The guiding question is: Where should a good design split, and where should it join?
This is part 5 of a ten-part reading of A Philosophy of Software Design. The scope is Chapter 9 Better Together Or Better Apart? and Chapter 10 Define Errors Out Of Existence.
The operating principle remains: book notes are storage; insight cards are currency.
L0 · Entry
- Core sentence: Module boundaries and error handling should both reduce the number of cases users must understand.
- Why read this: As AI tools and automation make code faster to produce, I want sharper standards for code that remains understandable and changeable.
- Initial hypothesis: Splitting code and handling errors often look like separate topics.
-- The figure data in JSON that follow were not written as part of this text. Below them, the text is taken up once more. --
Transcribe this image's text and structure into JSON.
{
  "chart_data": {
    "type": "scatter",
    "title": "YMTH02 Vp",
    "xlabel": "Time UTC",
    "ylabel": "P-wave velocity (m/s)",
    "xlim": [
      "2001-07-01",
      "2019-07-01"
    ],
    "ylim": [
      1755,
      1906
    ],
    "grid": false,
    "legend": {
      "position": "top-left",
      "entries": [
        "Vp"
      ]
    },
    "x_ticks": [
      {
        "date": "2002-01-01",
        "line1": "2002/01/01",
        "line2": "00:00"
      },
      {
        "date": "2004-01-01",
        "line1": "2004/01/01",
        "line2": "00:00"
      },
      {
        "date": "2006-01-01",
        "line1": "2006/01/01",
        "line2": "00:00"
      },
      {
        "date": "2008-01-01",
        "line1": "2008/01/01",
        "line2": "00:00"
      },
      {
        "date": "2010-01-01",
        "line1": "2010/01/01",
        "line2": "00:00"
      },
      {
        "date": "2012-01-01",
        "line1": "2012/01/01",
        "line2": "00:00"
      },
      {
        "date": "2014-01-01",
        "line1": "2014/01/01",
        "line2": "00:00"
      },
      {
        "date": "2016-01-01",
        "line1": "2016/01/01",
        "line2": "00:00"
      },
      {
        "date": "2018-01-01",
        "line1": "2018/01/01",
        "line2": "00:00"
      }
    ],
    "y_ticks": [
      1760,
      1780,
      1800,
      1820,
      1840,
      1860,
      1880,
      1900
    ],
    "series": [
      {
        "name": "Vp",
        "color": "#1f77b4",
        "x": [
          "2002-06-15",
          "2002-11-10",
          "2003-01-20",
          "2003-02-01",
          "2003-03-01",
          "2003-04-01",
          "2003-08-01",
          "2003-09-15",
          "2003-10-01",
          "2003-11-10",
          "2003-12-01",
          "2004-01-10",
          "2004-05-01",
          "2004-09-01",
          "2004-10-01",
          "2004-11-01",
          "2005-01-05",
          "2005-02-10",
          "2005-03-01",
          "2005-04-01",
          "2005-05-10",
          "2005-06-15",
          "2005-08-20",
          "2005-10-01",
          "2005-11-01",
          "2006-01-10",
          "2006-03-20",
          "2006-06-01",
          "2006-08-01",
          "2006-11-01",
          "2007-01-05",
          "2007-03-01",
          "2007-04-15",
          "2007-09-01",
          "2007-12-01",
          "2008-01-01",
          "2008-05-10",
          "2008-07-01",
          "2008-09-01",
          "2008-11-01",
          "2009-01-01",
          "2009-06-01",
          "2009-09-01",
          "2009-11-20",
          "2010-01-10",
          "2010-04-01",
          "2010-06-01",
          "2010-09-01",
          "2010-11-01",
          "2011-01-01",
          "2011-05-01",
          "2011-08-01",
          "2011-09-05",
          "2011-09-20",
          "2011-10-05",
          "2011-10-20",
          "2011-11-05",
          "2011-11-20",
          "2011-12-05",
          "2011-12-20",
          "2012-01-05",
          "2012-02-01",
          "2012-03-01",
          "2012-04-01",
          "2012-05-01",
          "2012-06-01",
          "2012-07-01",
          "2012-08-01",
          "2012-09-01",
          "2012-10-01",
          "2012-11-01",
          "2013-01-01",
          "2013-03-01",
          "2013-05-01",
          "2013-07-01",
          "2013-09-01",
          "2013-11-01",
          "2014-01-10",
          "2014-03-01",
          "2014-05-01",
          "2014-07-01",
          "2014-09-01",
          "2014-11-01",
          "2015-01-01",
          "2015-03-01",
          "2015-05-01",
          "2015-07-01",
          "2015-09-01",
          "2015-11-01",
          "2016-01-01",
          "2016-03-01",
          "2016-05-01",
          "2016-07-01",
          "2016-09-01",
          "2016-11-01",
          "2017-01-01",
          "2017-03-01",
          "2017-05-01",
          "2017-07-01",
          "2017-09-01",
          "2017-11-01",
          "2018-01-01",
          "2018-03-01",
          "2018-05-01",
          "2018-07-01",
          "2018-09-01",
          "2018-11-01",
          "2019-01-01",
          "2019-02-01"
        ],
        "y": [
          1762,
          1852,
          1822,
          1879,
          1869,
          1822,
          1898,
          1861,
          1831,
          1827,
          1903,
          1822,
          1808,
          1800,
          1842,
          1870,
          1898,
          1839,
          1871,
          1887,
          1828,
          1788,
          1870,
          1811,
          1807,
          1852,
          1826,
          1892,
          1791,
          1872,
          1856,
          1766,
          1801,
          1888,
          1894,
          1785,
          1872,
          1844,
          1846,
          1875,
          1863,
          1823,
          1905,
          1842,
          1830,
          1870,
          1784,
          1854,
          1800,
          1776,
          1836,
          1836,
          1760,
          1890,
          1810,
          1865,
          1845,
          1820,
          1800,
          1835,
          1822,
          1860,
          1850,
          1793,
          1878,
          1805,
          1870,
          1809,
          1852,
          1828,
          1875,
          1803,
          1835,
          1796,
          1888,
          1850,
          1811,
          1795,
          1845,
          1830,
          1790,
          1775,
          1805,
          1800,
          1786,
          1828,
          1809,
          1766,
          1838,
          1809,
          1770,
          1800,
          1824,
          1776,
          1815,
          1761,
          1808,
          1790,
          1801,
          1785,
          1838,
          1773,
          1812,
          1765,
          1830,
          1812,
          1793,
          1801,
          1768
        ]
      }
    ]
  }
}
Here they become one question: how many cases does the interface expose to users?
- Author context: John Ousterhout is a computer scientist known for work in operating systems, distributed systems, Tcl/Tk, and software design education at Stanford.
- Scope: Chapter 9 Better Together Or Better Apart? and Chapter 10 Define Errors Out Of Existence
L1 · Captures
“better together”
Shared information can make joining simpler than splitting. Separation rules create complexity when applied without context. ^q01
“define errors out of existence”
This favors removing error states instead of adding more error-handling code. Preventing exceptions can be deeper than catching them. ^q02
“special cases”
This points to cases that widen the interface. The first question is whether a special case can become part of the general rule. ^q03
This public note does not reproduce long source passages. It uses chapter-level concepts and short phrases as anchors, then provides transformative summary and commentary.
L2 · Map
| # | Range | Summary | Main claim |
|---|---|---|---|
| 1 | Joining | Keep code together when knowledge is shared or the interface becomes simpler | Separation creates information movement cost |
| 2 | Splitting | Separate general-purpose code from special-purpose code | Not all coupling is bad, and not all separation is good |
| 3 | Eliminating duplication | Duplication caused by splitting can signal a wrong boundary | Duplicated knowledge may reveal boundary failure |
| 4 | Exception complexity | Exceptions increase paths outside the normal flow | Error handling is part of the interface surface |
| 5 | Removing errors | Impossible states reduce handling code | Design can replace some validation work |
Argument in one paragraph:
Module boundaries and error handling should both reduce the number of cases users must understand. Splitting code and handling errors often look like separate topics. Here they become one question: how many cases does the interface expose to users? In practice, this moves review questions from “does it work?” toward “what must the next reader know in order to change it safely?” Design is not a separate ceremony; it is embedded in names, boundaries, exceptions, comments, layers, and performance choices.
L3 · Insight Cards
- A Philosophy of Software Design - I5.1 Module boundaries should follow the flow of shared knowledge, not the number of objects
- A Philosophy of Software Design - I5.2 Error handling is an interface surface problem before it is a failure response problem
- A Philosophy of Software Design - I5.3 Designing away special cases reduces branching in the caller’s mind
L4 · Production Board
- Blog draft: Part 5 as “Boundaries and Errors Are Design Choices”
- Code review question: Where should a good design split, and where should it join?
- Insight card: Module boundaries should follow the flow of shared knowledge, not the number of objects
L5 · Review
- Connections: This connects to domain modeling: making impossible states unrepresentable moves error handling from response to design.
- Open questions:
- Where does this part’s red flag appear most clearly in my current codebase?
- What check would an AI coding agent need in order to apply this principle reliably?
- Final takeaway: A good boundary is not a decorative line through code; it is a device for reducing the user’s cases.